Department of Radiation Oncology, Columbia University, New York, NY, USA.
Med Phys. 2012 Apr;39(4):1696-703. doi: 10.1118/1.3691174.
Phase-based and amplitude-based sorting techniques are commonly used in four-dimensional CT (4DCT) reconstruction. However, effect of these sorting techniques on 4D dose calculation has not been explored. In this study, the authors investigated a candidate 4DCT sorting technique by comparing its 4D dose calculation accuracy with that for phase-based and amplitude-based sorting techniques.
An optimization model was formed using organ motion probability density function (PDF) in the 4D dose convolution. The objective function for optimization was defined as the maximum difference between the expected 4D dose in organ of interest and the 4D dose calculated using a 4DCT sorted by a candidate sampling method. Sorting samples, as optimization variables, were selected on the respiratory motion PDF assessed during the CT scanning. Breathing curves obtained from patients' 4DCT scanning, as well as 3D dose distribution from treatment planning, were used in the study. Given the objective function, a residual error analysis was performed, and k-means clustering was found to be an effective sampling scheme to improve the 4D dose calculation accuracy and independent with the patient-specific dose distribution.
Patient data analysis demonstrated that the k-means sampling was superior to the conventional phase-based and amplitude-based sorting and comparable to the optimal sampling results. For phase-based sorting, the residual error in 4D dose calculations may not be further reduced to an acceptable accuracy after a certain number of phases, while for amplitude-based sorting, k-means sampling, and the optimal sampling, the residual error in 4D dose calculations decreased rapidly as the number of 4DCT phases increased to 6.

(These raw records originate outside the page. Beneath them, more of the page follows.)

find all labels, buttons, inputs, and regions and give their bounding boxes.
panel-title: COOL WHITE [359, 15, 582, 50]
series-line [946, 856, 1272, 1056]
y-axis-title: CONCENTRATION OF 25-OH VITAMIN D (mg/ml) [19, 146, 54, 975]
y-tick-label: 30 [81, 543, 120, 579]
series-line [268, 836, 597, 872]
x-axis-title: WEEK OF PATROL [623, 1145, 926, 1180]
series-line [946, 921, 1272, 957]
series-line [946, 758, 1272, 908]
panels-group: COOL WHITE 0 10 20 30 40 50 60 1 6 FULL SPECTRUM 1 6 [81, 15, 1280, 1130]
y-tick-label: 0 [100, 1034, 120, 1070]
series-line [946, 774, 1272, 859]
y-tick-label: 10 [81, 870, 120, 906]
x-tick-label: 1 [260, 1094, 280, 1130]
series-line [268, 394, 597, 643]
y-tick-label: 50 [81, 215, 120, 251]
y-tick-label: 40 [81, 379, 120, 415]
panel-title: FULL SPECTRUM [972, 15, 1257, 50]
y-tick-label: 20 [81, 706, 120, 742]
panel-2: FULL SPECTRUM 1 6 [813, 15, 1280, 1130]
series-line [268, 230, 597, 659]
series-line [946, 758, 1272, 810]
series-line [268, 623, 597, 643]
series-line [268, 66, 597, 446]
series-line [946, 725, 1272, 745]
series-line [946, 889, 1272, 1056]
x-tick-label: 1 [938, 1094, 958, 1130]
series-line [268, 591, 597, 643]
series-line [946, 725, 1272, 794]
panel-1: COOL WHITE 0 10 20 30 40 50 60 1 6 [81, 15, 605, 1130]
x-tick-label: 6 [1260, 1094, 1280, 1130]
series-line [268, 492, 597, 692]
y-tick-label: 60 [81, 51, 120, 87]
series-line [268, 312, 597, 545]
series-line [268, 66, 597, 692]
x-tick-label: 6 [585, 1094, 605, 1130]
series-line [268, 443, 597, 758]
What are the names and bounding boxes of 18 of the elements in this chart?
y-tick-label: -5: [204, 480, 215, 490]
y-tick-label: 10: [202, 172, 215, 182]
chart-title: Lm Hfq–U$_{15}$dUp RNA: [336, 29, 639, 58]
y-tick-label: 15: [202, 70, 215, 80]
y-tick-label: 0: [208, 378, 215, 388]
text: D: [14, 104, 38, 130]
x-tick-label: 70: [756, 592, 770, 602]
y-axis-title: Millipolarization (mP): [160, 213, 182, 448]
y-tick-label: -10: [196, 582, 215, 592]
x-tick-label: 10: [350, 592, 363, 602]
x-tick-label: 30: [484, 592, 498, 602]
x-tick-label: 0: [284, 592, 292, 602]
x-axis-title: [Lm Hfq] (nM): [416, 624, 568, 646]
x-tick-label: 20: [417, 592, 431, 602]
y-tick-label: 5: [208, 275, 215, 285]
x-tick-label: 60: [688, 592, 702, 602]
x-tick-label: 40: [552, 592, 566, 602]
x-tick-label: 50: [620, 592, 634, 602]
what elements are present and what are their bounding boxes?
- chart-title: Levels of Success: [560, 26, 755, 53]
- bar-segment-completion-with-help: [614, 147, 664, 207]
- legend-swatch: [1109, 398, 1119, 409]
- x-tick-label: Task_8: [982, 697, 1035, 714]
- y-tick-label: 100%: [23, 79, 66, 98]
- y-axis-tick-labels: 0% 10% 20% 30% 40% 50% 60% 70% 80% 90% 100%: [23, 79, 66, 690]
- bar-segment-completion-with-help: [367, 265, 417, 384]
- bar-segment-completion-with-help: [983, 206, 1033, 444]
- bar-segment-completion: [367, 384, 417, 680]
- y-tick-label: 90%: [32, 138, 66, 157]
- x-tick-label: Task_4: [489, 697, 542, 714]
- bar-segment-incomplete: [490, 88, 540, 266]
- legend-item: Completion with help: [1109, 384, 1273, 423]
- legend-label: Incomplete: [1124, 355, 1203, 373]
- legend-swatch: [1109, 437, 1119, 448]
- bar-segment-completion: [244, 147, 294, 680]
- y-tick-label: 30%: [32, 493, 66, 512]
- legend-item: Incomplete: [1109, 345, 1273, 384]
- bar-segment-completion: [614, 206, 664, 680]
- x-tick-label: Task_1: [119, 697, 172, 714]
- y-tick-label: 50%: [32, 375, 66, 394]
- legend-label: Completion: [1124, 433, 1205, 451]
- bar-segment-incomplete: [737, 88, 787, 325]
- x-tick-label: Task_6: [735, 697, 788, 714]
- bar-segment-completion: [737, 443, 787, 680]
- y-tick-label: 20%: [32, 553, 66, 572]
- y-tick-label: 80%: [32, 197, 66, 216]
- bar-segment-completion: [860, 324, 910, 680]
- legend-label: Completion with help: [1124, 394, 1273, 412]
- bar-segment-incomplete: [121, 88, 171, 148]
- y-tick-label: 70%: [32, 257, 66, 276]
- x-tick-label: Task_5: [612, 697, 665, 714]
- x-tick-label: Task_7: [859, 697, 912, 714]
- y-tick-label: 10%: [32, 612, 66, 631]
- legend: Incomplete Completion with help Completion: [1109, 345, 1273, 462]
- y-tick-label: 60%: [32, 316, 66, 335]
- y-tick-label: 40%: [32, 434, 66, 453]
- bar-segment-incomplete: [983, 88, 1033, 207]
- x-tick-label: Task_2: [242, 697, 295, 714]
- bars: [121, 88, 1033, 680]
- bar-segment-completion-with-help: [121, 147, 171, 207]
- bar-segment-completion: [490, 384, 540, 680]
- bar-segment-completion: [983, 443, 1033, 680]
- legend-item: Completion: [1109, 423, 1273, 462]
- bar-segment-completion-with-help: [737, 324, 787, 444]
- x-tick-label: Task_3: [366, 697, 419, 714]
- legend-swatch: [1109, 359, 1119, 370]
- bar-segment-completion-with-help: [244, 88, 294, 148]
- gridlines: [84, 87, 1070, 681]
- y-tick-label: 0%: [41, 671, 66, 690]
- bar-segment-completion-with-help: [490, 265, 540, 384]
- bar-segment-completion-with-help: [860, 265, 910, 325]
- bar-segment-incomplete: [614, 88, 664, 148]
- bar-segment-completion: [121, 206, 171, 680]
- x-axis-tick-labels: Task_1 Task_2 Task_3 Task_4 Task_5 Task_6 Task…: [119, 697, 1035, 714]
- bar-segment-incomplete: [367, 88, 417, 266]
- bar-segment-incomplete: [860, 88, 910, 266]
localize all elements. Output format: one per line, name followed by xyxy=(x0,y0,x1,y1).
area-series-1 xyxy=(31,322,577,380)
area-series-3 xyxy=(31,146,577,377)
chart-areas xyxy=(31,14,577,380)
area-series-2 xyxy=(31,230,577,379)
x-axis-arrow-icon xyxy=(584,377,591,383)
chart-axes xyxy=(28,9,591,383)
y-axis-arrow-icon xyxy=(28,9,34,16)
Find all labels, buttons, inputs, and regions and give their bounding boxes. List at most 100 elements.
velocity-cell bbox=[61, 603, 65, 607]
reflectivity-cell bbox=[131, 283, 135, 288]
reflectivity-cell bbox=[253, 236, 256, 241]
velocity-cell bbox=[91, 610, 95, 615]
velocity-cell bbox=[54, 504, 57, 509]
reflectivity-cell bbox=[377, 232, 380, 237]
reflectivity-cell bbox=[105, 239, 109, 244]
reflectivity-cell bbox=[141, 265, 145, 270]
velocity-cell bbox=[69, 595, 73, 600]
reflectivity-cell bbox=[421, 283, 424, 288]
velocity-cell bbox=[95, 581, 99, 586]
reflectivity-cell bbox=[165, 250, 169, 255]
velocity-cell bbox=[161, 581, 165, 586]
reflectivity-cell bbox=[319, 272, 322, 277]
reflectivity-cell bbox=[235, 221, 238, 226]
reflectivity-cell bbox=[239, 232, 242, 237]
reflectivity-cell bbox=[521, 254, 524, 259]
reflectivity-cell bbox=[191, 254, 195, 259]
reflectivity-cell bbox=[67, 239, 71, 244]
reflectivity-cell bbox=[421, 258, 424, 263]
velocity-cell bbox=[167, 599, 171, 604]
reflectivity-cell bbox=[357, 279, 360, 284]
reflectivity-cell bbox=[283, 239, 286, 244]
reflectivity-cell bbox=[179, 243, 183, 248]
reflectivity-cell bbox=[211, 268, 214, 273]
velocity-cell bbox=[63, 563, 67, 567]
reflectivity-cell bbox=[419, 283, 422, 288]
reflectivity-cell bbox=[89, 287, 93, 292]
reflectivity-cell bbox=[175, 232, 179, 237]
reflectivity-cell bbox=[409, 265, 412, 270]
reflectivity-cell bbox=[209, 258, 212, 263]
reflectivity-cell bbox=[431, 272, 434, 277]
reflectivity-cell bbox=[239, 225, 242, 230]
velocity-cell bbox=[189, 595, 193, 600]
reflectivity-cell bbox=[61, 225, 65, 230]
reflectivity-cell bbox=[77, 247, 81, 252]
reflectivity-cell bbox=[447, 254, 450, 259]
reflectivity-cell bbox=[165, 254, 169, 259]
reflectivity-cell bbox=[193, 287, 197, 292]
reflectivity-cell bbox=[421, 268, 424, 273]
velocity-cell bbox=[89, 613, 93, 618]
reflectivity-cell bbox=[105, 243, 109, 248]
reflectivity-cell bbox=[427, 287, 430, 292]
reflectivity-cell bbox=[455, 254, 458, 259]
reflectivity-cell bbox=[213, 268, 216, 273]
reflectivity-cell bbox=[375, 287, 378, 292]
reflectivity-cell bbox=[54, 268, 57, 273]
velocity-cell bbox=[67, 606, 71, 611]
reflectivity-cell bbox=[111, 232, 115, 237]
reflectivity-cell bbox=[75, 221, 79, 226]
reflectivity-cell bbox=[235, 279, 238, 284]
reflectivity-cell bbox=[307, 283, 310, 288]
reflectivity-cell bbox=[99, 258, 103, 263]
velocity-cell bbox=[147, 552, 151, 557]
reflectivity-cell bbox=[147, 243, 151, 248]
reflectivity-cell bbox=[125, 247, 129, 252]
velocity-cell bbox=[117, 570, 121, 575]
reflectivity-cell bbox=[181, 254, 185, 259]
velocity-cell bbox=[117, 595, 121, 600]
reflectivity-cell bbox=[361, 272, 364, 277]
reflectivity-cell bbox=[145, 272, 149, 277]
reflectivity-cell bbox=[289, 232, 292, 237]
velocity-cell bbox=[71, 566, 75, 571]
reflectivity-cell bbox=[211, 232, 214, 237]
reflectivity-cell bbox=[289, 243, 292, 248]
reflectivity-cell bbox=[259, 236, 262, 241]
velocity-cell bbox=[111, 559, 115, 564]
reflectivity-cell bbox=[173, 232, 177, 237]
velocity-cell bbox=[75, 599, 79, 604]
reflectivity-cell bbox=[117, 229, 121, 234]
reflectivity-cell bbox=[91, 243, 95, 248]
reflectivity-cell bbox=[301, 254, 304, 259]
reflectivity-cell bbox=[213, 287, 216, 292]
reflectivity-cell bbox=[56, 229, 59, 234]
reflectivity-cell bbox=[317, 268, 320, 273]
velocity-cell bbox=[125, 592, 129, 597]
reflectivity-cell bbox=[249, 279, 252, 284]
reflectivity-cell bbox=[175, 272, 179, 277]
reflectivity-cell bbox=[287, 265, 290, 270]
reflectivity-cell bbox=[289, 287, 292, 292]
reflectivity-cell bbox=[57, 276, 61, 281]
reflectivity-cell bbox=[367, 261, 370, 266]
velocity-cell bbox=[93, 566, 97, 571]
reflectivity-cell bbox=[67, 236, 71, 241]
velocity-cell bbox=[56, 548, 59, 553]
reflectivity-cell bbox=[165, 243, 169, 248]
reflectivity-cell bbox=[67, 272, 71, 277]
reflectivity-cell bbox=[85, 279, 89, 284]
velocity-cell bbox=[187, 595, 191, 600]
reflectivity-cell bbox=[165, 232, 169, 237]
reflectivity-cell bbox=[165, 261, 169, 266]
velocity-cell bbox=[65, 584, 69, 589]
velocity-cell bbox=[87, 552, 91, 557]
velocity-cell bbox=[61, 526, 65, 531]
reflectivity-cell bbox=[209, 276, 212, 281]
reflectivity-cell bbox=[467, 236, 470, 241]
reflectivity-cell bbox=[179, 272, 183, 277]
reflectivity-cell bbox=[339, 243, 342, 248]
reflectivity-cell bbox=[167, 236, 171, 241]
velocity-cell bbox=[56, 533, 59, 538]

An innovative phase sorting method (k-means method) is presented in this study. The method is dependent only on tumor motion PDF. It could provide a way to refine the phase sorting in 4DCT reconstruction and is effective for 4D dose accumulation. Optimized sorting techniques could achieve acceptable residuals (less than 0.5% of the prescription dose) using 6 sorting samples, which is much better than amplitude-based or phase-based sorting. Further increase in sorting phase number exceeding 6 or more may not be necessary when using the k-means sampling or optimal sampling points.
在四维 CT(4DCT)重建中,通常使用基于相位和基于幅度的排序技术。然而,这些排序技术对 4D 剂量计算的影响尚未得到探索。在这项研究中,作者通过比较基于相位和基于幅度的排序技术,研究了一种候选的 4DCT 排序技术,以评估其 4D 剂量计算的准确性。
使用器官运动概率密度函数(PDF)在 4D 剂量卷积中建立优化模型。优化的目标函数定义为感兴趣器官的预期 4D 剂量与使用候选采样方法对 4DCT 排序计算的 4D 剂量之间的最大差异。作为优化变量的排序样本,是根据 CT 扫描期间评估的呼吸运动 PDF 选择的。研究中使用了来自患者 4DCT 扫描的呼吸曲线以及治疗计划的 3D 剂量分布。给定目标函数,进行残差分析,发现 K-均值聚类是一种有效的采样方案,可以提高 4D 剂量计算的准确性,并且与患者特定的剂量分布无关。
患者数据分析表明,K-均值采样优于传统的基于相位和基于幅度的排序,并且与最优采样结果相当。对于基于相位的排序,在一定数量的相位之后,4D 剂量计算中的残差可能无法进一步降低到可接受的精度,而对于基于幅度的排序,K-均值采样和最优采样,随着 4DCT 相位数量增加到 6,4D 剂量计算中的残差迅速降低。
本研究提出了一种创新的相位排序方法(K-均值方法)。该方法仅依赖于肿瘤运动 PDF。它可以提供一种改进 4DCT 重建中相位排序的方法,并且对 4D 剂量积累有效。使用 6 个排序样本可以实现优化的排序技术,达到可接受的残差(小于处方剂量的 0.5%),这比基于幅度或相位的排序要好得多。当使用 K-均值采样或最佳采样点时,超过 6 个或更多的排序相位数量的进一步增加可能不是必要的。